Teater menurut mereka: Abdul razak( mahasiswa jurusan musik isi padang panjang)



     
          Teater merupakan satu kesenian yang sudah tidak asing lagi masyarakat pada umumnya, walaupun banyak yang menyebutnya dengan istilah seni drama. Seperti yang diakatakan oleh mahasiswa semester lima jurusan musik ISI Padang Panjang, Abdul razak atau biasa dipanggil jack. Dia mengartikan teater sebagai suatu seni drama yang dipentaskan di hadapan penonton, dimana cara memainkannya dengan berakting yang dilakukan oleh para aktor dan cerita yang dihadirkan berisi pesan sosial yang bermanfaat bagi masyarakat. Cerita yang dihadirkan dalam teater membimbing para audiens untuk masuk ke dalam suasana cerita, sehingga mereka dapat langsung berhubungan dengan cerita di atas pentas.
          Jack juga mengungkapkan kalau sebuah teater yang bagus dapat dinilai dari akting para aktornya, jika yang memainkannya kurang maksimal dalam berakting maka sudah di pastikan kalau pertunjukan tersebut kurang di minati, akan tetapi jika aktingnya bagus maka semua orang akan menyukainya. Dia menambahkan, kalau akting itu adalah proses meniru atau menjadi karakter orang lain, karena dalam bermain teater kita akan memainkan tokoh orang lain. Semakin bagus kita mempelajari akting maka akan semakin baik pulalah kita memerannkannya. Akan tetapi ada sekumpulan orang yang tidak harus mempelajari akting dengan serius, akan tetapi ketika bermain teater dia bisa menampilkan peran yang sangat bagus,  maka dalam hal ini bisa dikatakan kalau bakatlah yang membuatnya demikian. Orang yang mempunyai bakat untuk bermain teater, maka dengan mudah dia akan terampil dalam memerankan suatu tokoh akan tetapi orang yang tidak memiliki bakat juga bisa bermain bagus, asalkan dia mau berlatih keras mengasah kemampuannya.
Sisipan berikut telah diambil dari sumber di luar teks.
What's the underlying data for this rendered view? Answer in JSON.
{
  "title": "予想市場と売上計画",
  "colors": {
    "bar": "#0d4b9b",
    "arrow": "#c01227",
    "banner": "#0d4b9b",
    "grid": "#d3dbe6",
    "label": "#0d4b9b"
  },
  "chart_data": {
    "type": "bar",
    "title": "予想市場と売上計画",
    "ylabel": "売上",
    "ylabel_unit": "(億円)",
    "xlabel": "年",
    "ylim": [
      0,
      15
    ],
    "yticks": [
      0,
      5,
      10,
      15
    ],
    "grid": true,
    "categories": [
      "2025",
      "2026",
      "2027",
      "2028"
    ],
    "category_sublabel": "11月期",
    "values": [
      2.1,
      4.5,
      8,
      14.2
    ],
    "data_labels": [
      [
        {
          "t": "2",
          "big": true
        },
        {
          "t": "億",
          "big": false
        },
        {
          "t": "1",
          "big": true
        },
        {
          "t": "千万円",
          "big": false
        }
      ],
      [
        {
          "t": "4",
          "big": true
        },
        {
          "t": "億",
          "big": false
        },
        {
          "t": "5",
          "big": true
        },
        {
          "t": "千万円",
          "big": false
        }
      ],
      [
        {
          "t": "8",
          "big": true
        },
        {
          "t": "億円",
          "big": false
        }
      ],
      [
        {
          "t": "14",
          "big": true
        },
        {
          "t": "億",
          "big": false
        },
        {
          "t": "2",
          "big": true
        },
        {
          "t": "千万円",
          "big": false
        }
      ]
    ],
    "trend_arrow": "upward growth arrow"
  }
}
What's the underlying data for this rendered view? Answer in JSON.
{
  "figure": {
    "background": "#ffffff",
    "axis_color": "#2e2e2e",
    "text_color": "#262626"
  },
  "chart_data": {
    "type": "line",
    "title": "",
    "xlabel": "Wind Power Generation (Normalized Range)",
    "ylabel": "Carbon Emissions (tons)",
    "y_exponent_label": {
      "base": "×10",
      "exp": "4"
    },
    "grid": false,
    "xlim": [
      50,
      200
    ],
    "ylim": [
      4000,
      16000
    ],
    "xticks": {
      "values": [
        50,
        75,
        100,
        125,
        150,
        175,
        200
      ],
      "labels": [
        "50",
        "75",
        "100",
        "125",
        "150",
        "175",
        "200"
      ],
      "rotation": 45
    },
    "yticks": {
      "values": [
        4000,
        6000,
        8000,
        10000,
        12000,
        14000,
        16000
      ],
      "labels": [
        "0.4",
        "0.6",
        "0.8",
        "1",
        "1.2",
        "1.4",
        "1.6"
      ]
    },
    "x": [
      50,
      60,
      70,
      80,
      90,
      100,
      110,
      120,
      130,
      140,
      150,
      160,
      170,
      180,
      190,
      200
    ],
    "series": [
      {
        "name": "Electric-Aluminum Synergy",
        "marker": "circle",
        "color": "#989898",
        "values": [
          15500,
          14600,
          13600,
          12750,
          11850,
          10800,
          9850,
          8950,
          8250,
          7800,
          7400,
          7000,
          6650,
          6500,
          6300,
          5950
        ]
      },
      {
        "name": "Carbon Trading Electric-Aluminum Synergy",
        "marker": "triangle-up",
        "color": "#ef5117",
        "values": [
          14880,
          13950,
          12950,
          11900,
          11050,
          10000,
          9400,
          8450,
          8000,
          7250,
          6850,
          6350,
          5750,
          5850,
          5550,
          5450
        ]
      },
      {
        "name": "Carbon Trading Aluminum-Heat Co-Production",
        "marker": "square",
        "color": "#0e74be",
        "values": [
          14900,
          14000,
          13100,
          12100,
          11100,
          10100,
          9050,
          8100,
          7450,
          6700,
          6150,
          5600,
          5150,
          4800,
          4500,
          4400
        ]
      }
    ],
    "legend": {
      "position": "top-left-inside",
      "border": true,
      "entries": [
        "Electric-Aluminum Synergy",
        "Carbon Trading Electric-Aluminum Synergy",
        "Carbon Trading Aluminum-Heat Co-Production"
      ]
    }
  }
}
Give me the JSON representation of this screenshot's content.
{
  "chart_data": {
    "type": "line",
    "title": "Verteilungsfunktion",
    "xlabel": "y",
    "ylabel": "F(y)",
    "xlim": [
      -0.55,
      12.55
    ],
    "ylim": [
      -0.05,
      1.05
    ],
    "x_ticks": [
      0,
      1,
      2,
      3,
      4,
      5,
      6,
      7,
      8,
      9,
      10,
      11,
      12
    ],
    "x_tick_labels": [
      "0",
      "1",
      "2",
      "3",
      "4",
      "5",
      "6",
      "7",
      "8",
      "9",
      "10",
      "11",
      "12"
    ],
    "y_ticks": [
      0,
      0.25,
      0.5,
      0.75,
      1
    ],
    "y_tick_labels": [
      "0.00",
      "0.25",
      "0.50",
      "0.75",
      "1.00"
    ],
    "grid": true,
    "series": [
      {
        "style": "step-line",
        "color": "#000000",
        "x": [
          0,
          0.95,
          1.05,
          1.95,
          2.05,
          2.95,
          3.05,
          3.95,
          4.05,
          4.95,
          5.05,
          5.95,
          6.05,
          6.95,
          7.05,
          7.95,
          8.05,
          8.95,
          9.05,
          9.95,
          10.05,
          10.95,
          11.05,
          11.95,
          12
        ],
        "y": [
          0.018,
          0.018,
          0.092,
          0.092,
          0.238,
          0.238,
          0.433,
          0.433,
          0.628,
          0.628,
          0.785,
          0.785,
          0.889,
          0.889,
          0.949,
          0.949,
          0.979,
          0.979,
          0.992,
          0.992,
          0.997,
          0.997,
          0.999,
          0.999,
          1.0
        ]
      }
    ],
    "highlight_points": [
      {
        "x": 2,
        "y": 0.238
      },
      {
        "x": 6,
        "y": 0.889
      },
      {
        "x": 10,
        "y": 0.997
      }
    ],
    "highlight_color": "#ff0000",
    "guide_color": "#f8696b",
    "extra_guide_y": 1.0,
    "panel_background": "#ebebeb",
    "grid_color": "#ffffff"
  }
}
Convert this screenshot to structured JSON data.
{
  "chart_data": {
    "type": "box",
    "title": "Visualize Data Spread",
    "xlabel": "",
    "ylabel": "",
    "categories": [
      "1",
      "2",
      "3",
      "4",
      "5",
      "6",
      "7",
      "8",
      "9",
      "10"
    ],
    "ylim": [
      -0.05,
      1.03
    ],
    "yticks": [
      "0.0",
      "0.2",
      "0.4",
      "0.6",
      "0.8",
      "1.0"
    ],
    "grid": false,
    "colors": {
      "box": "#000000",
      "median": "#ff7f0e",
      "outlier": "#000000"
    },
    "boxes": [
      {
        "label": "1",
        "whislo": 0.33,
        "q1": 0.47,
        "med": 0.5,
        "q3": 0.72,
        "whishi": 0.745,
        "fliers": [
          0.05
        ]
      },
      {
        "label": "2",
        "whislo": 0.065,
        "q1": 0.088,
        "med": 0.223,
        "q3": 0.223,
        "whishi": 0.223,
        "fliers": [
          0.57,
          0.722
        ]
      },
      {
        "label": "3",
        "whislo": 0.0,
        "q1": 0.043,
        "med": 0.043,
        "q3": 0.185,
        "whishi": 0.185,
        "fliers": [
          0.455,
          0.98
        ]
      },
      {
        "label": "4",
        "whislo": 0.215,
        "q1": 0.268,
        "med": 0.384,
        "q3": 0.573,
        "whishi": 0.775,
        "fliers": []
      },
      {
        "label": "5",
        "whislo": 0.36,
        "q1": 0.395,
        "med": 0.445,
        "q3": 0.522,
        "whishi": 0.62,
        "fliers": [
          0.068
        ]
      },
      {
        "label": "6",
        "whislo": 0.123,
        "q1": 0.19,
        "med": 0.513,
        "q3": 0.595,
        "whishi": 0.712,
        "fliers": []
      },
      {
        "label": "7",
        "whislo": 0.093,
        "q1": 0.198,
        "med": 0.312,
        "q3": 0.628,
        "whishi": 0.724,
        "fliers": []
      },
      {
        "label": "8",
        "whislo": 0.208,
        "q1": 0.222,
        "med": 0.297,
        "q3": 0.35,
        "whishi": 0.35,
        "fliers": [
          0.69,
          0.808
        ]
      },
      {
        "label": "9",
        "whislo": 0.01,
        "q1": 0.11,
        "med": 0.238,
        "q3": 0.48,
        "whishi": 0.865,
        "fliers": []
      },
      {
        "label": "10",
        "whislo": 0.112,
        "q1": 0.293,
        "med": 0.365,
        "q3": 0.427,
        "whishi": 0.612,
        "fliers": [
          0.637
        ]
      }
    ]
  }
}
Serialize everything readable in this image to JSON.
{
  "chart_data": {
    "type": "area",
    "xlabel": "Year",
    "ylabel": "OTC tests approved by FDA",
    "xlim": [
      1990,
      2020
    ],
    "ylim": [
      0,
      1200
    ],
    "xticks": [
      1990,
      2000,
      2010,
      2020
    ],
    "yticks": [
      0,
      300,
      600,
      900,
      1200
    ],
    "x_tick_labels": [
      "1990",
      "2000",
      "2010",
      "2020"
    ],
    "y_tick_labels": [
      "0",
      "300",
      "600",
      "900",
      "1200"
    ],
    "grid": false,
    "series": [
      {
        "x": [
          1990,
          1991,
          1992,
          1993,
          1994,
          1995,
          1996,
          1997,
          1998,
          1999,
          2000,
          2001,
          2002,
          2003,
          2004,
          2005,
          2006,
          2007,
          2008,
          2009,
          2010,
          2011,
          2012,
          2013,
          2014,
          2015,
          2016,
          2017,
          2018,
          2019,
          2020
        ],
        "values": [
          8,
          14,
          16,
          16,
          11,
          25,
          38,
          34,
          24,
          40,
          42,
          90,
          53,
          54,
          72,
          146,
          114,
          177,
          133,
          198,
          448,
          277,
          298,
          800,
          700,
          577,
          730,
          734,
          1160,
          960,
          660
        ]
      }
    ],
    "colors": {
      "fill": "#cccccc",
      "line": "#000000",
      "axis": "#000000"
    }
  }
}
Teater merupakan suatu kreatifitas manusia yang unik



          Teater pada zaman sekarang ini sudah menyebar kemana-mana, baik di dalam negeri maupun di luar negeri. Di Indonesia sendiri, teater sudah berkembang sejak lama. Hal tersebut dapat kita lihat dari teater-teater tradisional Indonesia yang telah berkembang secara turun-temurun di kalangan masyarakat, fungsinya pun sekarang sudah beragam. Jika dulu orang berteater untuk kepentingan upacara kegamaan, maka pada zaman sekarang ini teater lebih cenderung mengarah kepada media hiburan dan media pendidikan.
          Menggarap sebuah teater di perlukan suatu kreatifitas dari pelakunya, supaya karya-karya yang dipentaskan dapat dinikmati dan diterima oleh masyarakat. Di dalam sebuah garapan, akan dituangkan emosi-emosi dari sutradara sehingga antara garapan yang satu dengan garapan lainnya akan berbeda jika kebetulan mengambil naskah yang sama. Jika seorang menggarap naskah pagi bening misalnya, maka orang lain yang menggarap naskah itu juga pasti akan menghasilkan suatu karya yang berbeda. Hal itu disebabkan dengan perbedaan kreatifitas dan ide-ide dari sutradara yang satu dengan sutradara lainnya. Dengan demikian jika kita menonton suatu pementasan teater, kita akan melihat suatu hasil kreasi yang unik dari penggarapnya.

Teater itu menyenangkan !!



   
     Teater merupakan salah satu bentuk kesenian manusia yang secara sadar menggunakan tubuhnya untuk membuat alur cerita yang dapat dinikmati oleh masyarakat dan ditunjang dengan dialog dan berbagai property panggung seperti setting, lighting maupun musik. Bermain teater itu sangat menyenangkan, bahkan oleh sebagian orang menyebutnya suatu kebanggaan. Dalam bermain sebuah teater kita bisa sedikit menghilangkan rasa penat dari aktivitas kita yang lainnya, juga dapat menghilangkan stress.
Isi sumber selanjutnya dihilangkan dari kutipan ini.